Mit dem Begriff Schneeblindheit, medizinisch auch Photokeratitis oder aktinische Keratopathie, wird ein Zuviel an UV-Strahlung bezeichnet, das zu einer Schädigung der Augen führt.

Die Hornhaut, die vorderste Schutzschicht des Auges, absorbiert normalerweise einen Großteil der einfallenden UV-Strahlung und schützt damit vor allem die inneren empfindlichen Strukturen des Auges. Bei übermäßiger Strahlung wird aber auch die Hornhaut in Mitleidenschaft gezogen, vergleichbar mit einem Sonnenbrand auf der Haut. Zellen werden geschädigt oder sterben ab. Durch die Reizung entstehen lokale Entzündungsreaktionen, die auch das umliegende Gewebe wie die Bindehaut betreffen können und starke Schmerzen verursachen. Meist treten diese nicht sofort, sondern erst nach einigen Stunden auf.

Ursachen: Wie kommt es zur Schneeblindheit?

Die Schneeblindheit wird durch eine übermäßige Strahleneinwirkung auf die Augen (vor allem durch UV-B-Licht) ausgelöst. Ein erhöhtes Risiko besteht – wie der Name bereits vermuten lässt – beim Aufenthalt im Schnee, zum Beispiel beim Skifahren oder Schneewandern. Denn die Intensität der UV-Strahlung steigt alle tausend Höhenmeter um etwa 20 Prozent an. Die Reflexion des Schnees verstärkt diese Strahlung nochmals um bis zu 85 Prozent. Ebenso sollte am Badestrand stets eine Sonnenbrille zum Schutz getragen werden, da Sand und Wasser die Sonnenstrahlung ebenfalls reflektieren und für eine zusätzliche indirekte Bestrahlung sorgen.

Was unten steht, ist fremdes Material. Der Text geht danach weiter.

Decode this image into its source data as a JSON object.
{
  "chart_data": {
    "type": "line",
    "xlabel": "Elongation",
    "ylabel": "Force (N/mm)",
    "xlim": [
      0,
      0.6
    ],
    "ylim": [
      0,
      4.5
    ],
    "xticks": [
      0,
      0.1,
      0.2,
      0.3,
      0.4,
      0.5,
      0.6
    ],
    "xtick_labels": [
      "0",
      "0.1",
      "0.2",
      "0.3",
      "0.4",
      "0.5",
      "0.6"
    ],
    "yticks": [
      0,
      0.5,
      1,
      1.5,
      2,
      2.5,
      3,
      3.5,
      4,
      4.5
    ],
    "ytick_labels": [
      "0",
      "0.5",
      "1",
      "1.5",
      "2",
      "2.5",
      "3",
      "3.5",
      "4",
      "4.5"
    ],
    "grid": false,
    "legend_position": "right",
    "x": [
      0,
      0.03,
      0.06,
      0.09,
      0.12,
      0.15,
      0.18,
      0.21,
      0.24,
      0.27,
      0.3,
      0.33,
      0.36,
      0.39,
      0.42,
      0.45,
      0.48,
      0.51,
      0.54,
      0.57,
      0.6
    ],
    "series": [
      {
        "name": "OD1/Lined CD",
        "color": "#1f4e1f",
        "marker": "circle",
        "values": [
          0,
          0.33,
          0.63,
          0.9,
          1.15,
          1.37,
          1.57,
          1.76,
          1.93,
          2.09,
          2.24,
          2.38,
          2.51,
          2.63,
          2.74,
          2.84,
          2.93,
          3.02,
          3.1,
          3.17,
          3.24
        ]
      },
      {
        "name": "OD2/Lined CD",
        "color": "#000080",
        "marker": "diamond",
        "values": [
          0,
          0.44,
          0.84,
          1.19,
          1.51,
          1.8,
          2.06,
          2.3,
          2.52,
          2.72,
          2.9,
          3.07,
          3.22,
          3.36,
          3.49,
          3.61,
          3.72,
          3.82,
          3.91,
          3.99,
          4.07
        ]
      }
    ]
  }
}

Aber nicht nur Sonnenlicht ist für die Augen gefährlich. Auch bei Arbeiten mit einem Schweißgerät oder im Solarium sind Schädigungen der Augen möglich.

Wie äußert sich die Photokeratitis?

Die Symptome einer Schneeblindheit treten nicht sofort, sondern meist erst nach sechs bis acht Stunden auf. Bei folgenden Beschwerden sollte möglichst schnell eine*ein Augenärztin*Augenarzt aufgesucht werden:

  • Starkes Fremdkörpergefühl ("Sand in den Augen")
  • Erhöhte Lichtempfindlichkeit
  • Stechende Schmerzen in den Augen
  • Gerötete, tränende und angeschwollene Augen
  • Krämpfe der Augenlider (zwanghaftes Schließen der Augen)
  • Sehstörungen

In leichten Fällen sind die Beschwerden mit der entsprechenden Behandlung schon nach wenigen Tagen wieder ausgeheilt. In schweren Fällen oder wenn die Augen regelmäßig übermäßiger UV-Strahlung ausgesetzt sind, drohen schwere Schäden. So kann es etwa zu Vernarbung der Hornhaut oder anderen Augenerkrankungen kommen.

Diagnose der Schneeblindheit

Die Diagnose wird auf Grundlage einer Augenuntersuchung sowie eines ärztlichen Anamnesegespräches gestellt. Berichtet die*der Betroffene von einem Aufenthalt in den Bergen oder dem Arbeiten mit einem Schweißgerät, liefert das Fachleuten bereits eindeutige Anhaltspunkte.


Darüber hinaus folgt eine Augenuntersuchung mit einer Spaltlampe. Mithilfe dieses Untersuchungsgerätes können Teilbereiche des Auges um ein Vielfaches vergrößert und durch verschiedene Belichtungsmethoden genauer analysiert werden. Durch Eintropfen von fluoreszierendem Farbstoff können zudem etwaige Verletzungen der Hornhaut besser sichtbar gemacht werden.

Wie lässt sich die Schneeblindheit behandeln?

Eine Schneeblindheit wird als sehr schmerzhaft beschrieben. Meistens kommt es aber bereits nach zwei bis drei Tagen zur Heilung, weil sich die abgestoßenen Zellen der Hornhautschicht durch neugebildete Zellen regenerieren.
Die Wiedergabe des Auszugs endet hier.